QUENCHING OF FLUORESCENT NUCLEOTIDES BOUND TO MYOSIN - A PROBE OF THE ACTIVE-SITE CONFORMATION

The conformation of the active ATPase site of myosin subfragment 1 (S1) and actomyosin in myofibrils was probed by measuring the solvent accessibility of the bound ethenonucleotides epsilon ADP and epsilon ATP (during steady-state hydrolysis). Solvent accessibility was determined by measuring the quenching of fluorescence produced by the solvent-phase quencher acrylamide, 25-400 mM. The fraction of the nucleotides that were specifically bound to the active site was determined following sedimentation in the presence and absence of 5 mM ADP. In agreement with previous investigations, both epsilon ATP and epsilon ADP were almost completely protected from the quencher when bound to the active site of myosin.

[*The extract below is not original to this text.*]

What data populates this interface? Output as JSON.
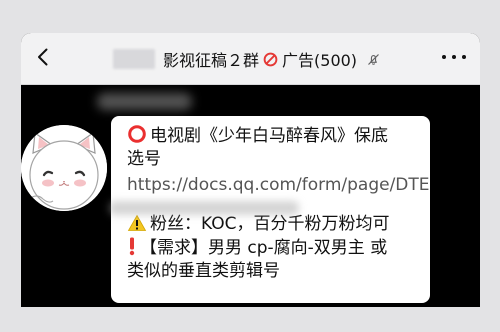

The solvent accessibility of both epsilon ADP and epsilon ATP varied with both temperature and ionic strength. The nucleotides became more accessible at higher temperatures and higher ionic strength. At 1 M KCl the quenching curve was biphasic, indicating that the nucleotide pocket of myosin can exist in both a closed form that allows little quenching and a more open form that allows considerable quenching. However, the transition between forms was not strongly coupled to the state of the nucleotide, with a similar protection observed for both epsilon ADP and for epsilon ATP during steady-state cycling. epsilon ADP bound to acto-S1 or to actomyosin in myofibrils displayed the same degree of protection as seen with S1 alone. A similar result is obtained during steady-state hydrolysis. Thus nucleotides in the myosin pocket do not become more accessible to the solvent when myosin binds to actin in either rigor-ADP or active complexes. These results support the hypothesis that the nucleotide pocket can exist in both open and closed forms, but they suggest that transitions between these forms are not involved in the powerstroke.